Forty proteins differed between younger (<9) and older (≥9) participants and 30 between males and females. A noteworthy outcome of this study is that proteomic analysis may allow for the determination of biological age as opposed to chronological age since some younger children clustered with the older children and vice versa (Supplement 4). Manual annotation showed that plasma and membrane proteins were involved in neuronal-, immune-, and growth-related processes which associate vitamin homeostasis with basic cellular and physiological processes (Ma et al. 2009; Liu et al. 2013; Swartz et al. 2013; Kedishvili 2013). Age and sex differences in proteins involved glucagon and insulin signaling and glucose transport suggesting that these processes change during aging and by sex. These results need to be tested using metabolomic and proteomic analysis targeted to these processes in other populations with more participants than used in this study. Many of the proteins that differed between males and females would be expected (CGA/FSHB), and others may provide stimulus to examine early changes in neuronal, metabolic, and immune system functions that differ between the sexes. Other studies have also shown differences in proteomic profiles in plasma between males and females [e.g., (Silliman et al. 2013)]. Changes in basic metabolic processes during aging (Staiano and Katzmarzyk 2012; Shapira 2013) and puberty (DiVall and Radovick 2009; Lewis and Lee 2009) make it challenging for creating dietary recommendations to maintain health.
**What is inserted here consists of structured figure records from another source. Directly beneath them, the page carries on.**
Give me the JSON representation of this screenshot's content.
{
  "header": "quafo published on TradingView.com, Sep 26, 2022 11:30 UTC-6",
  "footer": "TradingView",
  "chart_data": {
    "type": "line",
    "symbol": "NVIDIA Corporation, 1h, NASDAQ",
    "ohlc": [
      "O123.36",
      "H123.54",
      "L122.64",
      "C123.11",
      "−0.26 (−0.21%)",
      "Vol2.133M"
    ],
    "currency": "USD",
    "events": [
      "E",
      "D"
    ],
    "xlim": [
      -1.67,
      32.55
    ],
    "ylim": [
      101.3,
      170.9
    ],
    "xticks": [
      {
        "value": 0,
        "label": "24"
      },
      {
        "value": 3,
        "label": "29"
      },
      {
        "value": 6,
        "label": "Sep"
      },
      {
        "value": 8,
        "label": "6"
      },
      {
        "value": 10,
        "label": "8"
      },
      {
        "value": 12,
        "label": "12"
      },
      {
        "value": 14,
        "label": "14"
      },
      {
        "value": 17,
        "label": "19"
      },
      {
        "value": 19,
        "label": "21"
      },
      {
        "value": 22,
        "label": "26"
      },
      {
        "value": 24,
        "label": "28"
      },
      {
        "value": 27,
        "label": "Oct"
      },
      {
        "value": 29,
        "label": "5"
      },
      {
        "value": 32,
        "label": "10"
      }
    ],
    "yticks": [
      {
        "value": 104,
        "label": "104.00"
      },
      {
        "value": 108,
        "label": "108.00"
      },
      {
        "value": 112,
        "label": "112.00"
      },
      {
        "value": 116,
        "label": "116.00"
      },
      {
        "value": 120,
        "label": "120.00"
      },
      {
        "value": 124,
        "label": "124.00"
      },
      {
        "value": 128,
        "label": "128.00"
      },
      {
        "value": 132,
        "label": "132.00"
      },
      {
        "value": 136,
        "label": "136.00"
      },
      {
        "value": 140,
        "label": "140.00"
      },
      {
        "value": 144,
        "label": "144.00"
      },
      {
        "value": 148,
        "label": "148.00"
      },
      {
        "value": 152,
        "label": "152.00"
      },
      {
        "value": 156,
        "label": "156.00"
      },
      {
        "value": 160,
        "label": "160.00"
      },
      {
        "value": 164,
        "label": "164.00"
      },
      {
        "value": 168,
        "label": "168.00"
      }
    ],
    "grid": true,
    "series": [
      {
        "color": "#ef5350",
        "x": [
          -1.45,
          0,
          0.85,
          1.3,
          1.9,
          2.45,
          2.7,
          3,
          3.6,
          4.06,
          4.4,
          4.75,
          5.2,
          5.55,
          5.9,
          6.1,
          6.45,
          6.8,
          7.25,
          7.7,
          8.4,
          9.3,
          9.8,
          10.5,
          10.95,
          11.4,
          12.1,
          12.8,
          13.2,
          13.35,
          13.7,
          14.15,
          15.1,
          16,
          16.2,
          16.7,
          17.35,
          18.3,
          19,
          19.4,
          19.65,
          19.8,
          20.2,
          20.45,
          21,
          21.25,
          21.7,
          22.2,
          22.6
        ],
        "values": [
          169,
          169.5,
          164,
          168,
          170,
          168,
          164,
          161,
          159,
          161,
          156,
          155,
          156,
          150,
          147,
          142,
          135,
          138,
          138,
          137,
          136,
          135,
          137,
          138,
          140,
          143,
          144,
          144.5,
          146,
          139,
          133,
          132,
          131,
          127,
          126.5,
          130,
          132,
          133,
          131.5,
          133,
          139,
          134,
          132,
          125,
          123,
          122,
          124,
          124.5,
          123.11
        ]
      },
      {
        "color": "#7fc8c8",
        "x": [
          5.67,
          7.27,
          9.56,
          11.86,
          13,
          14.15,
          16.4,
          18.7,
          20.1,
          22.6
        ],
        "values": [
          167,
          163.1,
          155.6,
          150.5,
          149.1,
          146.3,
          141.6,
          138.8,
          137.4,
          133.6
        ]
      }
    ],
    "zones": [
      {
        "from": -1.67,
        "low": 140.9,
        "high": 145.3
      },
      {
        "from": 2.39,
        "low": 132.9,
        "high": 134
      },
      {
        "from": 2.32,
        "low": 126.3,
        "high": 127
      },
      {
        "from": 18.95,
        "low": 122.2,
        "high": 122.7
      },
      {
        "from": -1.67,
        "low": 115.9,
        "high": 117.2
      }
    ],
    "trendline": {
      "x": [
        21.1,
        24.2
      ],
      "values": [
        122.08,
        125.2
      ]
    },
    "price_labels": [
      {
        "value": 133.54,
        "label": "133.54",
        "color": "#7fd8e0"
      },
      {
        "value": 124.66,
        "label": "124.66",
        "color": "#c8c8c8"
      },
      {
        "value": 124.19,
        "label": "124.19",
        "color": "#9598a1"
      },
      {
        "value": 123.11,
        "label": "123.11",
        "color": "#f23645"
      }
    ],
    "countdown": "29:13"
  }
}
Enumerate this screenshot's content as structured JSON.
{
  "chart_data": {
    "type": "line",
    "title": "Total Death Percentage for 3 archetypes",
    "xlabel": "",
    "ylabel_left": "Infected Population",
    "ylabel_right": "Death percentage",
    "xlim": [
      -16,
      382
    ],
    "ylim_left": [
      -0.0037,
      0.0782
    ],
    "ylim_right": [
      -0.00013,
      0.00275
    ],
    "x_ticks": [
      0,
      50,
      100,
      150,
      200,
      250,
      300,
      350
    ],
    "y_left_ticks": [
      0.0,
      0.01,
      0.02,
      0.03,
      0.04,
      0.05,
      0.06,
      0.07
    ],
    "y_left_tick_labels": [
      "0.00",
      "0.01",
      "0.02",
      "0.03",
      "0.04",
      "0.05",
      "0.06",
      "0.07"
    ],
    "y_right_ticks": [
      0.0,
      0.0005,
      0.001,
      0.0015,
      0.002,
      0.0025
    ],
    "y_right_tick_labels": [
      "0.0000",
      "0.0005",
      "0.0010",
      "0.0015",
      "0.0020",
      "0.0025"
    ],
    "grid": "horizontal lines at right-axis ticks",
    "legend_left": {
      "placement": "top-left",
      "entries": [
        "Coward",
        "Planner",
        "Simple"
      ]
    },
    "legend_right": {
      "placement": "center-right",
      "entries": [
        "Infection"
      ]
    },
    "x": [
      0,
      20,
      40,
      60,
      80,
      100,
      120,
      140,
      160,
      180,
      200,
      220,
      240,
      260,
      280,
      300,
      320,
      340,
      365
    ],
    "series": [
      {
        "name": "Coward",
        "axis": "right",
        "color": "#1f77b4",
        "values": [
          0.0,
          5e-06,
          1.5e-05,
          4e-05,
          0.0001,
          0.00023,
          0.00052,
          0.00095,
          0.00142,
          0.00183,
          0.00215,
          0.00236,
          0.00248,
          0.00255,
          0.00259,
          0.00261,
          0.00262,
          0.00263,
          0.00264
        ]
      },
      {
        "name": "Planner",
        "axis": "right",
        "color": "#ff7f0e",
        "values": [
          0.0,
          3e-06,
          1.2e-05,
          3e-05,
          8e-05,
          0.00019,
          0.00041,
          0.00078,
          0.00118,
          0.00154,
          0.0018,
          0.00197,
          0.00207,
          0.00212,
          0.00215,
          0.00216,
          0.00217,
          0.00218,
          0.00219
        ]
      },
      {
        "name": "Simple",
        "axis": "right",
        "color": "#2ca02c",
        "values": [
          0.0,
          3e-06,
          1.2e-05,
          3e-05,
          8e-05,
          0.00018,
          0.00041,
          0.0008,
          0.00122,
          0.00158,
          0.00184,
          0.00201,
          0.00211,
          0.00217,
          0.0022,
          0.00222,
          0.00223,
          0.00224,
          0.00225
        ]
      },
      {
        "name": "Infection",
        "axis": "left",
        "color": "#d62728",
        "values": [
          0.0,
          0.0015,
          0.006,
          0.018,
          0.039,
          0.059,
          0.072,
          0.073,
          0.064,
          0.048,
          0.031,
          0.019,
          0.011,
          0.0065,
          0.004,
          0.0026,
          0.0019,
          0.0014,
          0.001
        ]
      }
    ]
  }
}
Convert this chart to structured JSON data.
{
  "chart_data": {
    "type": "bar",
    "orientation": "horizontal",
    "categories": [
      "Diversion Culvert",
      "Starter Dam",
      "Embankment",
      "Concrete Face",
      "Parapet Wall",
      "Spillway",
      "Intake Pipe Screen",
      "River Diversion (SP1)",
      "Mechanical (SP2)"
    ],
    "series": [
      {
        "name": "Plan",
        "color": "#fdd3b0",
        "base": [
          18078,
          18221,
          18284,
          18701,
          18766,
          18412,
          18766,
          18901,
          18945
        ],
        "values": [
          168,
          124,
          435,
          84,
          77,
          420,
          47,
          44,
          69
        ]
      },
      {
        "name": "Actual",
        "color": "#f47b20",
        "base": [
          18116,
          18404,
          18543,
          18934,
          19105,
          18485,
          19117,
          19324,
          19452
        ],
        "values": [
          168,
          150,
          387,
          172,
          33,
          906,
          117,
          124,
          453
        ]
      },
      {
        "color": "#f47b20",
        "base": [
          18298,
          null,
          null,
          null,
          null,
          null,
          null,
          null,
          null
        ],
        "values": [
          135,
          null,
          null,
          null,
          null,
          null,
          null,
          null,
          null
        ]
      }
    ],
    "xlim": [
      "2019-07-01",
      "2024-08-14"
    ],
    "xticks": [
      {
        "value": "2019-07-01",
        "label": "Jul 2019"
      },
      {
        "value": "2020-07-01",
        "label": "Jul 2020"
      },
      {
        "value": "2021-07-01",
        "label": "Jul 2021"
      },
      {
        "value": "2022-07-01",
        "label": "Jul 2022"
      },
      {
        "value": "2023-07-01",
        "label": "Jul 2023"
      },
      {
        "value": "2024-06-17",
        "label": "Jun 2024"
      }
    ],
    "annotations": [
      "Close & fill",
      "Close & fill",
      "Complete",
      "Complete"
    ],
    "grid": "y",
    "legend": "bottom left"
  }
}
Community-based participatory research

The translational study described here used community-based participatory research principles, one of which emphasizes “conducting research that is beneficial to the communities involved” (Kannan et al. 2009), a form of socially engaged nutrition science (Beauman et al. 2005; Cannon and Leitzmann 2005; Schubert et al. 2012). Consultations with community members and frequent meetings with community leaders ensured active participation of the community and participants. The “standard” CBPR methods (Israel et al. 2005) were extended (McCabe-Sellers et al. 2008) using a discovery-based analytical approach that classifies participants by similar homeostatic profiles and allows for analyses of individuals. While difficult to quantify, this research study raised the awareness of nutrition in health of participants and their families through the research activities and meetings with the community. Further dialogs with the community are planned to provide a report of the findings of this research to continue the dialog on improving health through nutrition and lifestyle choices.

Limitations and reproducibility

Although the sample size of this study was small, significant result were obtained for diet intakes, metabolite levels, proteins, and genetic associations. Proteomic and genomic data were corrected for multiple comparisons. Nevertheless, human genetic, cultural, and lifestyle (including dietary intakes) variability will make it challenging to replicate experimental results: the specific genotype (see Fig. 2) and diets (averages shown in Table 2) produce different physiological readouts as shown for proteomic analysis (e.g., Supplements 3 and 5). Hence, the results reported here are specific to the genetic makeup of individuals in the study, their dietary patterns at the time of the study, geographical location, built environment, and socioeconomic factors that alter their physiology (Hochberg et al. 2011; United Nations Standing Committe on Nutrition 2012). Nevertheless, the results presented can be integrated into other experimental findings assuming that all reports analyze genetic makeup, diet, and metadata associated with the experimental setting. Progress in nutrition and health research would be more rapid with the development of harmonized protocols that would allow for the integration of high-dimensional data sets from different genetic, cultural, and environmental backgrounds.